Ensuring that payslips are clear and concise regardless of the legislation is good practice and can avoid lots of awkward and unneeded questions.

The Changes

There are 2 main changes required under the new regulations:

1) All workers have the statutory right to receive an itemised payslip. Before April 2019 it was only employees who had this right.

2) The second change is more complex. If a someone’s pay varies due to the number of hours worked, then you need to show on the payslip the number of hours worked, i.e. their pay varies by time worked.

It must also be clear which pay period these hours were worked.

A payslip must be provided in either a hard copy (paper format) or electronic copy which can be printed if needed.

Person A

If someone is salaried, they work set hours every week, and their hours do not vary then you do not need to show the number of hours worked.

If the person above is then off sick or goes on unpaid leave, their pay will reduce. You do not need to record on their payslip the hours worked, because it is caused by them not working their contracted hours.

Person B
If someone is salaried and their hours set but must work overtime when the work load fluctuates then you would have to record on the payslip the additional hours worked. You would not need to show the standard hours.

Person C

If someone is paid for their age group for each hour they work, then they are paid depending on the number of hours worked. All their hours must be recorded on the payslip.

If the person above is then off sick or goes on unpaid leave, their pay will reduce. You still need to record on their payslip the hours worked for the rest of that pay period, because they are paid for each hour worked.

Person D

If someone works term time only, but paid equally over 12 months, then you do not need to record the hours on the payslip.

Person E

If someone is paid by the hour but gets additional pay for unsociable hours then all the hours need to be recorded. For instance they work 25 hours in a week, 17 hours are at basic rate, and 8 hours were a bank holiday. This is because it is paid on the amount of hours worked.
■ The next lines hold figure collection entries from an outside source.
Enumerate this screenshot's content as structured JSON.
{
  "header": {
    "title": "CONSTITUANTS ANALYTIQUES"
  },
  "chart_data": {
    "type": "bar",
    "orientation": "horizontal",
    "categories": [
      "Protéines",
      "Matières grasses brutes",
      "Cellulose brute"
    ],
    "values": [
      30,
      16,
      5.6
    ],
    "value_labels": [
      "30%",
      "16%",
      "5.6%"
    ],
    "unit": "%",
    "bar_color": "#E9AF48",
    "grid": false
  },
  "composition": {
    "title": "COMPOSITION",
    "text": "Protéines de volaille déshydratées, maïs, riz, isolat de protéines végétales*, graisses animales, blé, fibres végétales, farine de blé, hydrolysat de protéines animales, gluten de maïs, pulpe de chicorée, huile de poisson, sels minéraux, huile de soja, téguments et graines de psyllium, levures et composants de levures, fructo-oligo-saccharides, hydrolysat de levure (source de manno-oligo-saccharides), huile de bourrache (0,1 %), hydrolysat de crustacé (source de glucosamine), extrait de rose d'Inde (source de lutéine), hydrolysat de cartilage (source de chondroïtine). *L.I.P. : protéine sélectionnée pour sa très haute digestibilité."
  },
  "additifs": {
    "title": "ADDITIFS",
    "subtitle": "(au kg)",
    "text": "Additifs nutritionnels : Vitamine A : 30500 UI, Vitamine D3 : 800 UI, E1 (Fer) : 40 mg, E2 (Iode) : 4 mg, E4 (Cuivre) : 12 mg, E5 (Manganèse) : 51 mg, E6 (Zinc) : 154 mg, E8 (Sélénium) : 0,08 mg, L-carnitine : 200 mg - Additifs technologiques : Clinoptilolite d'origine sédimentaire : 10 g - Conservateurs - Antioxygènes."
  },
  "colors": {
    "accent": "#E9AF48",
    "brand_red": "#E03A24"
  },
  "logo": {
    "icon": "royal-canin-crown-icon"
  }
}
With this situation, the hours can be totalled together – so 25 hours, or as there are different pay rates to them they can be split – 17 hours basic, 8 hours double.

What happens if it goes wrong?

As this is new legislation, there are no cases to refer to, however if someone thinks they have been denied a payslip with the correct information on it then they may be able to bring a claim to an Employment Tribunal.

What can we do to make sure we are compliant?

We recommend you discuss your payroll requirements with your current payroll provider and ask what more information they need from you monthly in order for you to comply with the requirements for your staff.